Reps – Choose the rep range depending on your goal. Looking for fat burning and toning then go for higher reps of 12-15, if your goal is muscle mass then work between 8-12 reps and if you’re looking for strength then drop the reps to 6-8 reps. Where you are performing the exercises on one leg (ie lunges) make sure the number of reps are performed on each side.

Weights – Choose a weight which challenges you. Regardless of which rep range you use, you should start to feel fatigue in the muscles in the last 2-3 reps.

Sets – As a minimum I’d recommend three sets, but you can increase to four if you have more time or drop to two if you need to squeeze in a quick workout.

So, let’s get ready for this lower body and core workout!

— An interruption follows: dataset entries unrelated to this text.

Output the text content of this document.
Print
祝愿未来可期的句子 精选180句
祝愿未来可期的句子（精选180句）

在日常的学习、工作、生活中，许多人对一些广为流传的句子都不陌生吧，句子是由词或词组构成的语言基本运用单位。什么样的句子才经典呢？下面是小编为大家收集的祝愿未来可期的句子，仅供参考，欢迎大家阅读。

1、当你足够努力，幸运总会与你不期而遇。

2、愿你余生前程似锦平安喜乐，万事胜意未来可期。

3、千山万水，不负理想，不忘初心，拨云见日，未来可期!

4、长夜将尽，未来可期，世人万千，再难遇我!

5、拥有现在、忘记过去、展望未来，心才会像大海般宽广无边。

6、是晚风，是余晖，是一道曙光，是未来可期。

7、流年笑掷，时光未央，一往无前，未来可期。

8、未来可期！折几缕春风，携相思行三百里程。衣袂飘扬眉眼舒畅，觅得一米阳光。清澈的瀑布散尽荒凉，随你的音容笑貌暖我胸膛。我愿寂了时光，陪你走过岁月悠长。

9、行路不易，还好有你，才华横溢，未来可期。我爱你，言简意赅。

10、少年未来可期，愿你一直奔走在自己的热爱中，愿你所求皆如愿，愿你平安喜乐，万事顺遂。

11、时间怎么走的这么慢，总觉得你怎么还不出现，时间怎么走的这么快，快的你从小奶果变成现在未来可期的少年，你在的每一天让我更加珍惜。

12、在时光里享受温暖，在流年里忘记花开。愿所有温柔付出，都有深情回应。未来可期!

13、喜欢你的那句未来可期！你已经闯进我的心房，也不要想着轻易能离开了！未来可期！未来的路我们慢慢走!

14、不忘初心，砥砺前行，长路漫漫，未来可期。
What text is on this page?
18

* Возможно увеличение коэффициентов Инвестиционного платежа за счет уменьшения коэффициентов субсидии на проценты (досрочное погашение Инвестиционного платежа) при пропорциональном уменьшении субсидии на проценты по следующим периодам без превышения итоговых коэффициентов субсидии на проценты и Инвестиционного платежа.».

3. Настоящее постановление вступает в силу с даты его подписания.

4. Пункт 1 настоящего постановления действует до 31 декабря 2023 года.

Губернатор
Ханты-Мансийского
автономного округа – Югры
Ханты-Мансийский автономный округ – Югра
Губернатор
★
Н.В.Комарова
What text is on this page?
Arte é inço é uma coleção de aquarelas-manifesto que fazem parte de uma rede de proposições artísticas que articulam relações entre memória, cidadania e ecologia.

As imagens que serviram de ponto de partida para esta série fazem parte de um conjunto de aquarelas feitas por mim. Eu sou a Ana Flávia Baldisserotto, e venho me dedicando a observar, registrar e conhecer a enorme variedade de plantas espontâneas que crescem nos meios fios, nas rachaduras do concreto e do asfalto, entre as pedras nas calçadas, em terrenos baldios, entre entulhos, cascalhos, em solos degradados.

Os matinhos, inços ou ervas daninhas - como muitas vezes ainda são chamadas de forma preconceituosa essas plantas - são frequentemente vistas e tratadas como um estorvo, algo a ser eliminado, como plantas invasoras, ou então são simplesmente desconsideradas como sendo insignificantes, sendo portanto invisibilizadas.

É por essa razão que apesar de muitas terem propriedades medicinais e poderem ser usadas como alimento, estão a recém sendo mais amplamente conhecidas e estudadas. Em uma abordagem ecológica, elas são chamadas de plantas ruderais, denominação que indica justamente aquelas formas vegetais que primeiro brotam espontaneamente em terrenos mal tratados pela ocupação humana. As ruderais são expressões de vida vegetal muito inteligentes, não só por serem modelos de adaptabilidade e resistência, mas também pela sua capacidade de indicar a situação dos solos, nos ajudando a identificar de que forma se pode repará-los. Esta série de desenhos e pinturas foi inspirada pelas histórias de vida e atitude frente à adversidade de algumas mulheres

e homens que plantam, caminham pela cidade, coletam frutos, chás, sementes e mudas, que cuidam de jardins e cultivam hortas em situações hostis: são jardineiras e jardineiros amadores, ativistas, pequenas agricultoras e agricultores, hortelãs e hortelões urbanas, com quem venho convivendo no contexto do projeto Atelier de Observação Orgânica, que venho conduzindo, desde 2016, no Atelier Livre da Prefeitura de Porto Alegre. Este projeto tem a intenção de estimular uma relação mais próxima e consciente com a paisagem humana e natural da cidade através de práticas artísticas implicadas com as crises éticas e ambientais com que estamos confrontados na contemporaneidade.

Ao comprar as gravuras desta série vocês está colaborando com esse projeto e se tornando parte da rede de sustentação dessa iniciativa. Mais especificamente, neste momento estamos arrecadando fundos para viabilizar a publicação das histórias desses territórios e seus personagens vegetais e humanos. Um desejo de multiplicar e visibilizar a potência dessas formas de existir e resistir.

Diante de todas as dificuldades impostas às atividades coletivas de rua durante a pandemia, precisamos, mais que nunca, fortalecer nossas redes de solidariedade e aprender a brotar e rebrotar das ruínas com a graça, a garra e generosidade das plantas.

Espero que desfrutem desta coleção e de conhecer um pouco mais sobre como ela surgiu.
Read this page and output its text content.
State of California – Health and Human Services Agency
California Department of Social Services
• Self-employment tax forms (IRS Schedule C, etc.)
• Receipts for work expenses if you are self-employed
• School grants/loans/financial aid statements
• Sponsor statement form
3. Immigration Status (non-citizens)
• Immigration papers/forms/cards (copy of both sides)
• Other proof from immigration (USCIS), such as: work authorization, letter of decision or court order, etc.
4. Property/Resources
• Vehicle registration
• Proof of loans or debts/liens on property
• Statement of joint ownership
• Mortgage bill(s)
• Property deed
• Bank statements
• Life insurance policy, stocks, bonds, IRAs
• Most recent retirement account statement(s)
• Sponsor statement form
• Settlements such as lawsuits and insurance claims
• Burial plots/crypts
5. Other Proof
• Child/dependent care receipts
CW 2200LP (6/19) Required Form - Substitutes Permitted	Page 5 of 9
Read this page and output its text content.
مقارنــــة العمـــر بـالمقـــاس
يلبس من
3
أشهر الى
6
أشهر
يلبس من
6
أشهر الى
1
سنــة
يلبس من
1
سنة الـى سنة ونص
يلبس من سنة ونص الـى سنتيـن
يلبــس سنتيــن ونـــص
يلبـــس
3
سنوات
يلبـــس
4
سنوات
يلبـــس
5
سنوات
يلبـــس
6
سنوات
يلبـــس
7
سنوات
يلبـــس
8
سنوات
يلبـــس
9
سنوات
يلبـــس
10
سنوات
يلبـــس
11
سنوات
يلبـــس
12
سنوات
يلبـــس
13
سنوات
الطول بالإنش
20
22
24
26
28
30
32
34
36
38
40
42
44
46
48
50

Follow our warm up guidelines first and then you’re ready!

Tri-Set 1

1A. ATG Squats (how low can you go….whilst keeping good technique of course!)

1B. Reverse Lunges – either with a barbell or dumbbells

1C. Medicine Ball Crunch

Tri-Set 2

2A. Barbell Deadlifts

2B. Glute Bridges – elevated your feet to make harder, or perform against resistance such as a weight plate or band.

2C. Russian Twist

low body and core workout

Tri-Set 3

This is my favourite, saving the best until the last!

3A. Bulgarian Split Squats

3B. Walking Lunges

3C. Plank – make your plank harder by adding in gecko’s or lifting one foot from the floor.

Try to perform this lower body and core workout twice per week for optimum results.